Private Property has that early 1960s independent gauze over it, reminiscent of Carnival of Souls, an interesting comparison as both deal with women in unique situations with men and male dominance. This was Leslie Stevens' directorial debut, and he'd find greater sucess in television, but he has a deft control over how the film plays out.
Why this wasn't widely released is easily observable from the minute Duke questions if Boots is saving himself "for a rich daddy." Sex, who's getting it and who isn't, is the sun the plot revolves around and the script doesn't hide the fact that the sexual tension between the characters boils hotter than the Los Angeles sunshine. Boots and Duke are two men on opposite ends of the masculine spectrum, and each has something to prove about what it means to be a man today. A veneer of black humor runs throughout; they force a man to drive them somewhere and threaten his life, only to worry whether "he makes it over the hill" after dropping them off.

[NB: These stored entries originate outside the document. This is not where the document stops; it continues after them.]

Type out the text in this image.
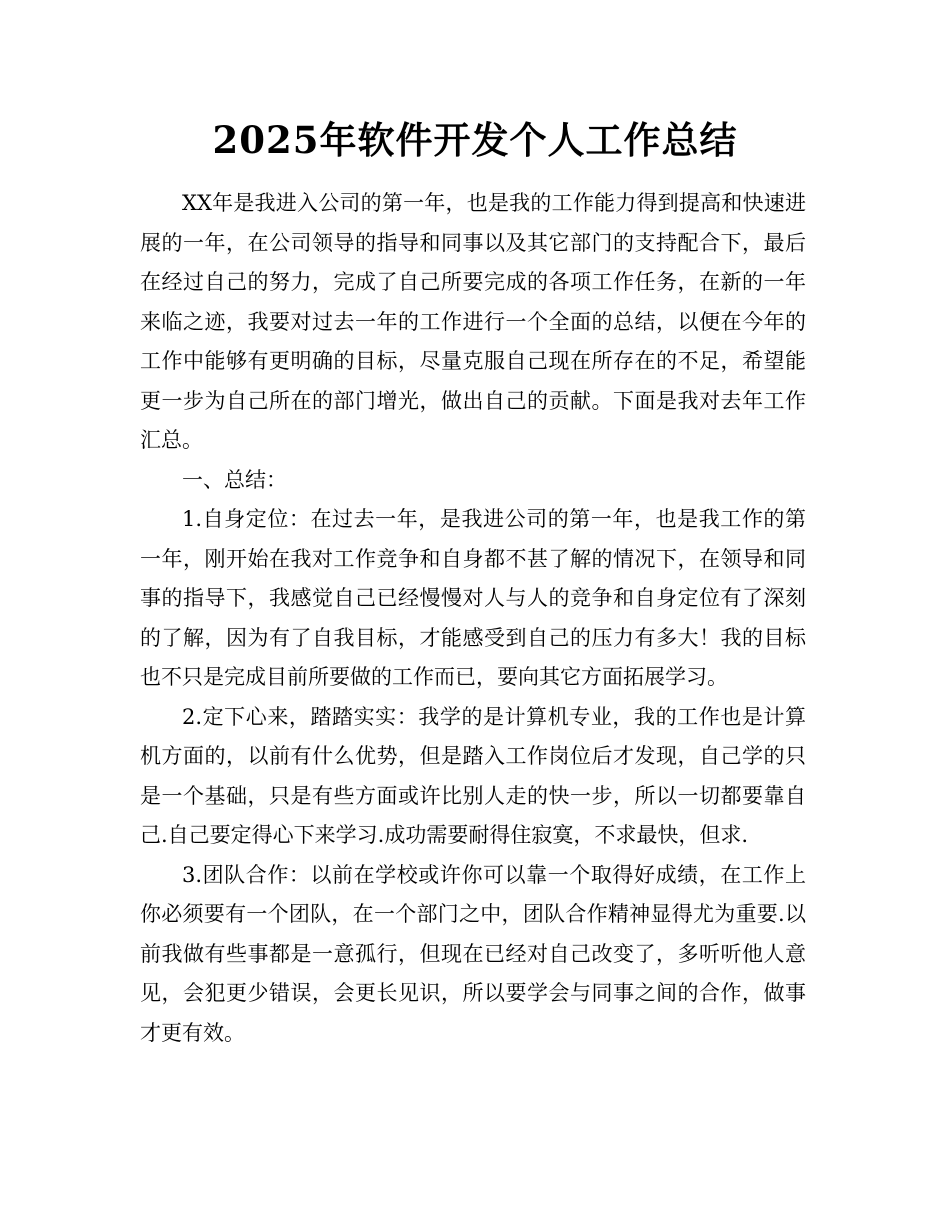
2025年软件开发个人工作总结

XX年是我进入公司的第一年，也是我的工作能力得到提高和快速进展的一年，在公司领导的指导和同事以及其它部门的支持配合下，最后在经过自己的努力，完成了自己所要完成的各项工作任务，在新的一年来临之迹，我要对过去一年的工作进行一个全面的总结，以便在今年的工作中能够有更明确的目标，尽量克服自己现在所存在的不足，希望能更一步为自己所在的部门增光，做出自己的贡献。下面是我对去年工作汇总。

一、总结：

1.自身定位：在过去一年，是我进公司的第一年，也是我工作的第一年，刚开始在我对工作竞争和自身都不甚了解的情况下，在领导和同事的指导下，我感觉自己已经慢慢对人与人的竞争和自身定位有了深刻的了解，因为有了自我目标，才能感受到自己的压力有多大！我的目标也不只是完成目前所要做的工作而已，要向其它方面拓展学习。

2.定下心来，踏踏实实：我学的是计算机专业，我的工作也是计算机方面的，以前有什么优势，但是踏入工作岗位后才发现，自己学的只是一个基础，只是有些方面或许比别人走的快一步，所以一切都要靠自己.自己要定得心下来学习.成功需要耐得住寂寞，不求最快，但求.

3.团队合作：以前在学校或许你可以靠一个取得好成绩，在工作上你必须要有一个团队，在一个部门之中，团队合作精神显得尤为重要.以前我做有些事都是一意孤行，但现在已经对自己改变了，多听听他人意见，会犯更少错误，会更长见识，所以要学会与同事之间的合作，做事才更有效。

The two are determined to have sex with Ann, but they draw the line at outright rape (what gentlemen!), instead taking an approach akin to "rough wooing" by getting close to Ann through friendship. Duke gives Boots tips on how to "read the signs" that indicate if a woman is interested in you, and what's horrifying is how the two men interpret said "signs." Duke and Boots' relationship is not that different from George and Lenny in Of Mice and Men; one is the confident leader to the more simple-minded follower. Allen lives up to the name Duke, a swaggering master manipulator who presents himself to Ann as an "aw, shucks" blue-collar working man trying to make good. Oates' Boots is literally hidden in shadow, left alone in the house across the street as Duke does his wooing for him akin to a gritty Cyrano. When things come to their inevitable climax, it is Duke who ends up the more monstrous of the two in a simpler, more insidious way.

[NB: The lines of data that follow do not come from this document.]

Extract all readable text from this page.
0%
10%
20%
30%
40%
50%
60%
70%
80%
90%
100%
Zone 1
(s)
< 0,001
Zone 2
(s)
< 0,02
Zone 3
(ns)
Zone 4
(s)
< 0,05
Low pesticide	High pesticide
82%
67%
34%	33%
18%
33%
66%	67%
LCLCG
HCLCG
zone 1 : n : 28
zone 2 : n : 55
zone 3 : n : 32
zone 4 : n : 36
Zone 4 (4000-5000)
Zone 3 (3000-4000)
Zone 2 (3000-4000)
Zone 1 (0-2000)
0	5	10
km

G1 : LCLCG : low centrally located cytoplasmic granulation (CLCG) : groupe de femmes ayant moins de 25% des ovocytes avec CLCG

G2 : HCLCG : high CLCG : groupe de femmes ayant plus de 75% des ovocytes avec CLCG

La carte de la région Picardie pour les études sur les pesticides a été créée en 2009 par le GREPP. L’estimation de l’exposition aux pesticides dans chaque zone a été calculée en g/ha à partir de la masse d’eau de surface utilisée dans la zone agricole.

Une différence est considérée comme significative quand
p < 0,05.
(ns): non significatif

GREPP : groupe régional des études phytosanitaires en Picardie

Allen and Oates' unpredictable thugs are the ones we meet first, our protagonists so to speak, but Ann is more mysterious. Played by Stevens' then wife, Kate Manx is the poster child of the California girl and housewife. We're privy to Duke and Boots' thoughts about Ann, the camera leering through Venetian blinds to give us the men's point-of-view. The men's obsession with the cool blonde is near-Hitchcockian and Duke's name-drop of the director while pretending to look for an address is an intentional call-back.
Ann's marriage to a man significantly older than her is fraught with problems. He believes buying her a car and giving her a nice house is enough to satisfy her, and Ann spends her days between swimming in the pool and her kitchen. Treated like a little girl by her husband, listening at his feet as he describes his day, it's no surprise that Ann is desperate for male attention, especially sex; many scenes have her lounging on her back or placed in other vaguely sexual positions, tricking both the audience into questioning its intent and placing Ann in the position of instigator to her own pleasure. Duke's arrival fans the flames of her simmering passions, leading to a multitude of associations with the title "private property" that's both feminist and misogynist.
The new 4K restoration, mostly recently screened at TCM, looks fantastic. Because this is a low-budget film it's remarkable how little grain is shown, and how the haze is brilliantly rendered.
Private Property marks Hollywood's entry into the dark and gritty realism that would come to encapsulate the decade. With the rise of Vietnam questions revolving are masculinity are asked, as well as what definese private property in a marriage or relationship, things the Hollywood dream factory wasn't even thinking to ask. This is a hidden gem that's a welcome addition into the pantheon of independent cinema.
Private Property opens July 1 at The Film Society of Lincoln Centre in NY and on July 7 in LA at the Aero. The film is screening as part of a Warren Oates retrospective in both cities.